Clarification on DBMS Locking

I'm taking an intro class on database management systems, and had a question that wasn't answered by my book. This question is not from my homework, I was just curious.
The textbook continually stresses that a transaction is one logical unit of work. However, when coming across the shared/exclusive locking modes, I got a little confused.
There was a diagram in the book that looked like this:
Time | Transaction Status
1 Request Lock
2 Receive Lock
3 Process transaction
4 Release Lock
5 Lock is released
Does the transaction get processed all at the same time, or does it get processed as individual locks are obtained?
If there are commands in two transactions that result in a shared lock as well as an exclusive lock, do those transactions run concurrently, or are they scheduled one after the other?
The answer is, as usual, "it depends" :-)
Generally speaking, you don't need to take out all your locks before you begin; however, you need to take out all your locks before you release any locks.
So you can do the following:
lock resource A
update A
lock resource B
update B
unlock A
unlock B
This allows you to be a bit friendlier to other transactions that may want to read B, and don't care about A, for example. It does introduce more risk -- you may be unable to acquire a lock on B, and decide to roll back your transaction. Them's the breaks.
You also want to always acquire all locks in the same order, so that you don't wind up in a deadlock (transaction 1 has A and wants B; trans 2 has B and wants A; standoff at high noon, no one wins. If you enforce consistent order, trans 2 will try to get A before B and either wait, letting trans 2 proceed, or fail, if trans 1 already started -- either way, no deadlock).

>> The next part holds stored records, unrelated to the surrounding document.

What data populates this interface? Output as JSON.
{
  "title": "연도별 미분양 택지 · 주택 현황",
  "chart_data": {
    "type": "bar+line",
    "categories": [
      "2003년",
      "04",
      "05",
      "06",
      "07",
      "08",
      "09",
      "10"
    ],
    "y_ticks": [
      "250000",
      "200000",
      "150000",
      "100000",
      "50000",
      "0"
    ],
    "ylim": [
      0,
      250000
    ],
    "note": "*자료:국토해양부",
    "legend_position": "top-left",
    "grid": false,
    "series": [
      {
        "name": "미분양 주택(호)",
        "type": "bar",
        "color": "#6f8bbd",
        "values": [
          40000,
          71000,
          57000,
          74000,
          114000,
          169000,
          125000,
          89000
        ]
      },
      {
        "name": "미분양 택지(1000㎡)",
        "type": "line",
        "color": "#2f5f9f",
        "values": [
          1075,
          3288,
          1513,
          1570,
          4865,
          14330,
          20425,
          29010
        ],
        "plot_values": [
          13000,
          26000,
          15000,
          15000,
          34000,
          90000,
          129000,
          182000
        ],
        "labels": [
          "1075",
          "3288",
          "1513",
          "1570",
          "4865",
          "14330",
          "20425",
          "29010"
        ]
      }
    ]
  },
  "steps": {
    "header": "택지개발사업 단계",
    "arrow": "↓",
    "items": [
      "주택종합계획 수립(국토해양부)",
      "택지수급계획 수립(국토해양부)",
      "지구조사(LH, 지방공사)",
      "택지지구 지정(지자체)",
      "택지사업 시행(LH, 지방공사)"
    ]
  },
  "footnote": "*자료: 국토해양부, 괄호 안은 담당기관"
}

Things get more interesting when you have intent-to-exclude locks -- locks that are taken as shared with an "option" to make them exclusive. This might be covered somewhere in the back of your book :-)

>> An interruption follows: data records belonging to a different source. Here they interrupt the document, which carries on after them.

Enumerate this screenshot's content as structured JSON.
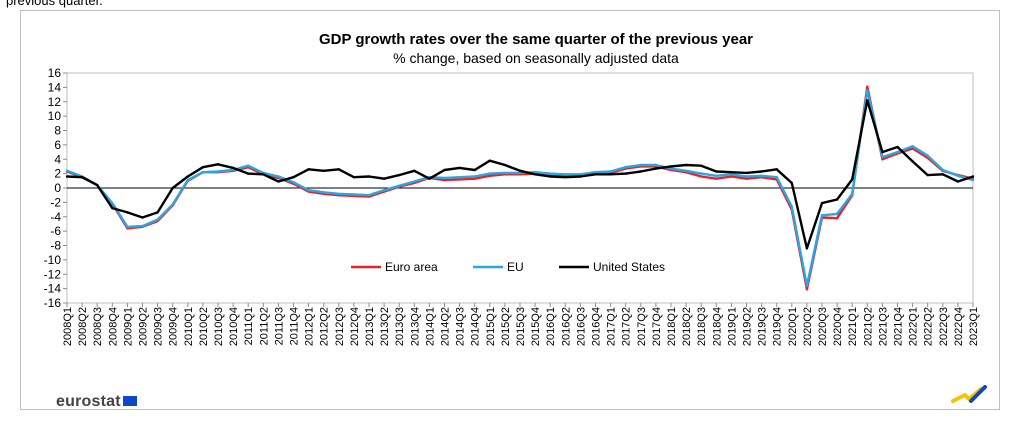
{
  "page": {
    "top_text": "previous quarter."
  },
  "branding": {
    "logo_text": "eurostat"
  },
  "colors": {
    "euro_area": "#e8212a",
    "eu": "#29a8e0",
    "united_states": "#000000",
    "flag": "#0e47cb",
    "mark_yellow": "#f5c400",
    "mark_blue": "#0e47cb"
  },
  "chart_data": {
    "type": "line",
    "title": "GDP growth rates over the same quarter of the previous year",
    "subtitle": "% change, based on seasonally adjusted data",
    "xlabel": "",
    "ylabel": "",
    "ylim": [
      -16,
      16
    ],
    "yticks": [
      16,
      14,
      12,
      10,
      8,
      6,
      4,
      2,
      0,
      -2,
      -4,
      -6,
      -8,
      -10,
      -12,
      -14,
      -16
    ],
    "grid": false,
    "legend_position": "bottom-center",
    "categories": [
      "2008Q1",
      "2008Q2",
      "2008Q3",
      "2008Q4",
      "2009Q1",
      "2009Q2",
      "2009Q3",
      "2009Q4",
      "2010Q1",
      "2010Q2",
      "2010Q3",
      "2010Q4",
      "2011Q1",
      "2011Q2",
      "2011Q3",
      "2011Q4",
      "2012Q1",
      "2012Q2",
      "2012Q3",
      "2012Q4",
      "2013Q1",
      "2013Q2",
      "2013Q3",
      "2013Q4",
      "2014Q1",
      "2014Q2",
      "2014Q3",
      "2014Q4",
      "2015Q1",
      "2015Q2",
      "2015Q3",
      "2015Q4",
      "2016Q1",
      "2016Q2",
      "2016Q3",
      "2016Q4",
      "2017Q1",
      "2017Q2",
      "2017Q3",
      "2017Q4",
      "2018Q1",
      "2018Q2",
      "2018Q3",
      "2018Q4",
      "2019Q1",
      "2019Q2",
      "2019Q3",
      "2019Q4",
      "2020Q1",
      "2020Q2",
      "2020Q3",
      "2020Q4",
      "2021Q1",
      "2021Q2",
      "2021Q3",
      "2021Q4",
      "2022Q1",
      "2022Q2",
      "2022Q3",
      "2022Q4",
      "2023Q1"
    ],
    "series": [
      {
        "name": "Euro area",
        "color": "#e8212a",
        "values": [
          2.3,
          1.5,
          0.4,
          -2.2,
          -5.6,
          -5.4,
          -4.6,
          -2.4,
          1.0,
          2.2,
          2.2,
          2.4,
          2.9,
          1.9,
          1.4,
          0.6,
          -0.5,
          -0.8,
          -1.0,
          -1.1,
          -1.2,
          -0.5,
          0.2,
          0.7,
          1.4,
          1.1,
          1.2,
          1.3,
          1.7,
          1.9,
          1.9,
          2.0,
          1.7,
          1.6,
          1.7,
          2.0,
          2.1,
          2.7,
          3.0,
          3.0,
          2.5,
          2.2,
          1.6,
          1.3,
          1.6,
          1.3,
          1.5,
          1.2,
          -3.0,
          -14.1,
          -4.1,
          -4.2,
          -1.0,
          14.1,
          4.0,
          4.8,
          5.5,
          4.2,
          2.4,
          1.8,
          1.3
        ]
      },
      {
        "name": "EU",
        "color": "#29a8e0",
        "values": [
          2.4,
          1.6,
          0.4,
          -2.1,
          -5.4,
          -5.3,
          -4.4,
          -2.3,
          1.1,
          2.2,
          2.3,
          2.5,
          3.1,
          2.1,
          1.6,
          0.8,
          -0.3,
          -0.6,
          -0.8,
          -0.9,
          -1.0,
          -0.3,
          0.3,
          0.9,
          1.5,
          1.4,
          1.5,
          1.6,
          2.0,
          2.1,
          2.1,
          2.2,
          2.0,
          1.9,
          1.9,
          2.2,
          2.3,
          2.9,
          3.2,
          3.2,
          2.7,
          2.4,
          2.0,
          1.7,
          1.9,
          1.6,
          1.7,
          1.5,
          -2.6,
          -13.6,
          -3.8,
          -3.6,
          -0.8,
          13.6,
          4.3,
          5.0,
          5.8,
          4.5,
          2.5,
          1.7,
          1.1
        ]
      },
      {
        "name": "United States",
        "color": "#000000",
        "values": [
          1.6,
          1.5,
          0.4,
          -2.8,
          -3.4,
          -4.1,
          -3.4,
          0.0,
          1.6,
          2.9,
          3.3,
          2.8,
          2.0,
          1.9,
          0.9,
          1.5,
          2.6,
          2.4,
          2.6,
          1.5,
          1.6,
          1.3,
          1.8,
          2.4,
          1.3,
          2.5,
          2.8,
          2.5,
          3.8,
          3.2,
          2.4,
          1.9,
          1.6,
          1.5,
          1.6,
          1.9,
          1.9,
          2.0,
          2.3,
          2.7,
          3.0,
          3.2,
          3.1,
          2.3,
          2.2,
          2.1,
          2.3,
          2.6,
          0.7,
          -8.4,
          -2.1,
          -1.6,
          1.2,
          12.2,
          5.0,
          5.7,
          3.7,
          1.8,
          1.9,
          0.9,
          1.6
        ]
      }
    ]
  }
}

In practice each operation aquires the needed lock before it proceeds. A SELECT will first aquire a shared lock on a row, then read the row. An UPDATE will first acquire an exclusive lock on that row, then update the row. In theory you can say that 'locks are aquired, then the transaction processes', but in real life is it each individual operation in the transaction that knows what locks are required.

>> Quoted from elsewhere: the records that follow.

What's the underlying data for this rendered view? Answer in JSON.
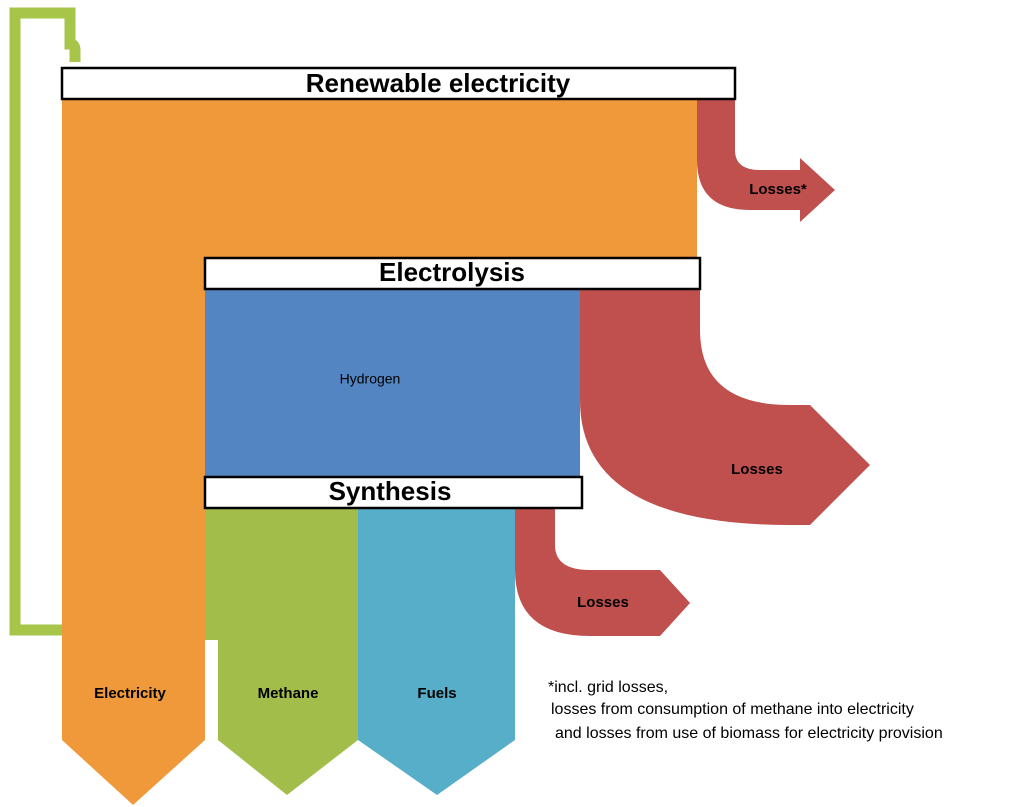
{
  "nodes": [
    "Renewable electricity",
    "Electrolysis",
    "Synthesis"
  ],
  "flows": [
    "Hydrogen",
    "Losses*",
    "Losses",
    "Losses"
  ],
  "outputs": [
    "Electricity",
    "Methane",
    "Fuels"
  ],
  "footnote": [
    "*incl. grid losses,",
    "losses from consumption of methane into electricity",
    "and losses from use of biomass for electricity provision"
  ]
}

If it needs an exclusive lock, it will either block the other transaction or it will wait for the other transaction to finish before obtaining the lock.
Things that need exclusive locks (UPDATE/DELETE/etc) can't happen while anything else is accessing the data.
in general locks are determined at run time. When the BEGIN TRANSACTION command is processed, nothing has run in the transaction yet, so there are no locks. As commands execute in the transaction locks are acquired.
"If there are commands in two transactions that result in a shared lock as well as an exclusive lock, do those transactions run concurrently, or are they scheduled one after the other?"
A lock does not consist solely of the notion "shared/exclusive". The most important thing about a lock is the resource that it applies to.
Two transactions that each hold an exclusive lock on distinct resources (say, two separate tables, or two separate partitions, or two separate pages, or two separate rows, or two separate printers, or two separate IP ports, ...) can continue to run concurrently without any problem.
Transaction serialization only becomes necessary when a transaction requests a lock on some resource, where the sharing mode of that lock is incompatible with a lock held on the same resource by some other transaction.
If your textbook really gives the sequence of events as you state, then throw it away. Lock requests emerge as the transaction is being processed, and there is no definitive and final way for the transaction processor to know at the start of the transaction which locks it will be needing (otherwise deadlocking would be a nonexistant problem).